Il pm Lanfranco Marazia contesta l’ipotesi di bancarotta fraudolenta per distrazione all’imprenditore di Noci, 65 anni, in concorso con Donato Venerito, 73 anni, ex direttore generale della Bcc di Conversano e attuale presidente, al figlio Alessandro Venerito, 44 anni, e all’imprenditore agricolo Orlando D’Attoma, 45 anni. Al centro del fascicolo c’è la cessione del suolo del parco, 41 ettari a picco sul mare (fino a una grotta carsica) che a dicembre 2017 la Maiora di Fusillo ha venduto ad una società agricola appena costituita, la Masseria del Monte, per 500mila euro: la Procura di Bari ritiene che il valore del suolo sia in realtà non inferiore a 4,7 milioni di euro. Donato Venerito, per decenni ai vertici della Bcc di Conversano, è considerato l’«amministratore di fatto» della società agricola di cui sono soci il figlio e l’altro imprenditore: la banca locale al momento non è coinvolta nell’indagine (potrebbe risultare parte offesa), ma sono agli atti i finanziamenti concessi dalla Bcc a società della famiglia Fusillo per l’acquisto di altri immobili di pregio in zona. Chi indaga vuole chiarire se esista o meno un rapporto illecito tra le diverse operazioni. Sul suolo del parco era iscritta una ipoteca da 10 milioni a fronte di un finanziamento concesso a Fusillo dalla PopBari, ipoteca cancellata al momento della vendita. Che si perfeziona quando il parco a tema era diventato ormai irrealizzabile: dopo un sequestro disposto dalla Procura di Bari a seguito di un esposto di Legambiente, i permessi (rilasciati a seguito di una variante al piano regolatore del 2001) erano ormai scaduti. Il primo preliminare di vendita prevedeva per i suoli e la masseria un prezzo di 6,7 milioni, di cui appunto solo 500mila euro pagati come caparra. Somma che poi diventerà il prezzo definitivo una volta accertata l’impossibilità di far ripartire il progetto.

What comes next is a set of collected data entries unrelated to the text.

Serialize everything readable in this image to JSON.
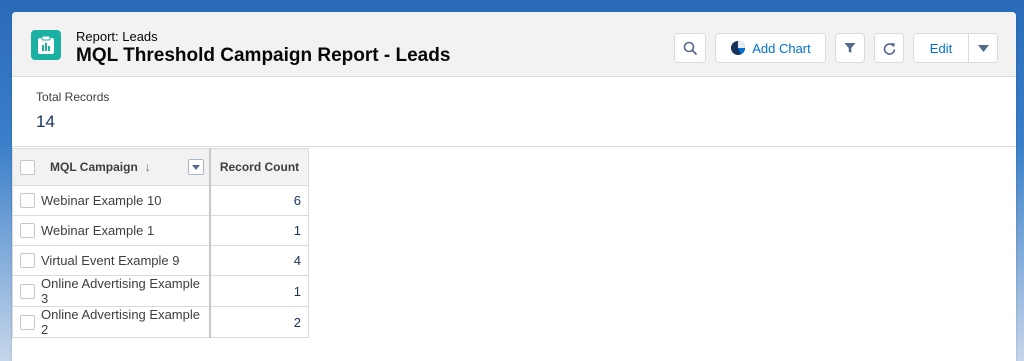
{
  "header": {
    "subtitle": "Report: Leads",
    "title": "MQL Threshold Campaign Report - Leads",
    "icon": "report-icon",
    "buttons": {
      "add_chart_label": "Add Chart",
      "edit_label": "Edit"
    }
  },
  "summary": {
    "total_label": "Total Records",
    "total_value": "14"
  },
  "table": {
    "columns": [
      "MQL Campaign",
      "Record Count"
    ],
    "rows": [
      {
        "campaign": "Webinar Example 10",
        "count": "6"
      },
      {
        "campaign": "Webinar Example 1",
        "count": "1"
      },
      {
        "campaign": "Virtual Event Example 9",
        "count": "4"
      },
      {
        "campaign": "Online Advertising Example 3",
        "count": "1"
      },
      {
        "campaign": "Online Advertising Example 2",
        "count": "2"
      }
    ]
  },
  "colors": {
    "brand_icon": "#1ab1a3",
    "accent": "#0070d2",
    "value_text": "#16325c"
  }
}
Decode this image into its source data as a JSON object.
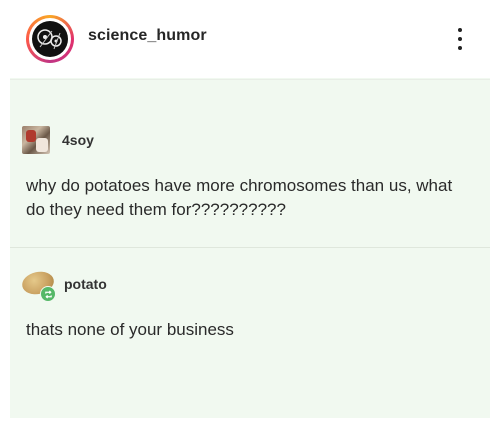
{
  "header": {
    "username": "science_humor",
    "more_icon": "more-vertical-icon"
  },
  "post": {
    "original": {
      "author": "4soy",
      "text": "why do potatoes have more chromosomes than us, what do they need them for??????????"
    },
    "reply": {
      "author": "potato",
      "text": "thats none of your business"
    }
  },
  "colors": {
    "post_background": "#f1f9f0",
    "avatar_ring": "#e1306c",
    "reblog_badge": "#56b868"
  }
}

Il suolo di contrada Monte San Michele (su cui c’è anche una masseria di grande valore storico, sottoposta a vincolo) è al centro anche dell’azione revocatoria avviata dai curatori della fallita Maiora nei confronti della Masseria del Monte di Venerito. In quella sede, una prima perizia degli ingegneri Di Lalla e Quagliariello ha definito «manifestamente incongruo» il prezzo di vendita perché il valore corretto sarebbe di 4,4 milioni: è sempre possibile - secondo i consulenti - chiedere una nuova variante di piano regolatore per realizzare strutture turistico-alberghiere. L’imprenditore di Noci, però, sostiene che non sia questo il caso. «Si tratta - dice l’avvocato di Fusillo, il professor Vito Mormando - di un suolo che aveva perduto la propria vocazione originaria, non potendosi più realizzare il parco a tema. Per questo il valore era consistentemente diminuito. La società aveva interesse a realizzare liquidità e quindi ha inteso vendere all’unico offerente, e comunque la liquidità realizzata è stata destinata a parziale rientro dell’esposizione nei confronti di Bpb». In altre operazioni simili, la difesa ha già sostenuto che Fusillo era stato «costretto» dalla Popolare a svendere le proprietà immobiliari per tentare di ridurre il debito con la banca (arrivato a quasi 200 milioni) e quindi salvarsi dal fallimento. Ma nel 2019 sono saltate sia Fimco che Maiora, le due società di Fusillo, che poi hanno trascinato nel baratro anche la Popolare.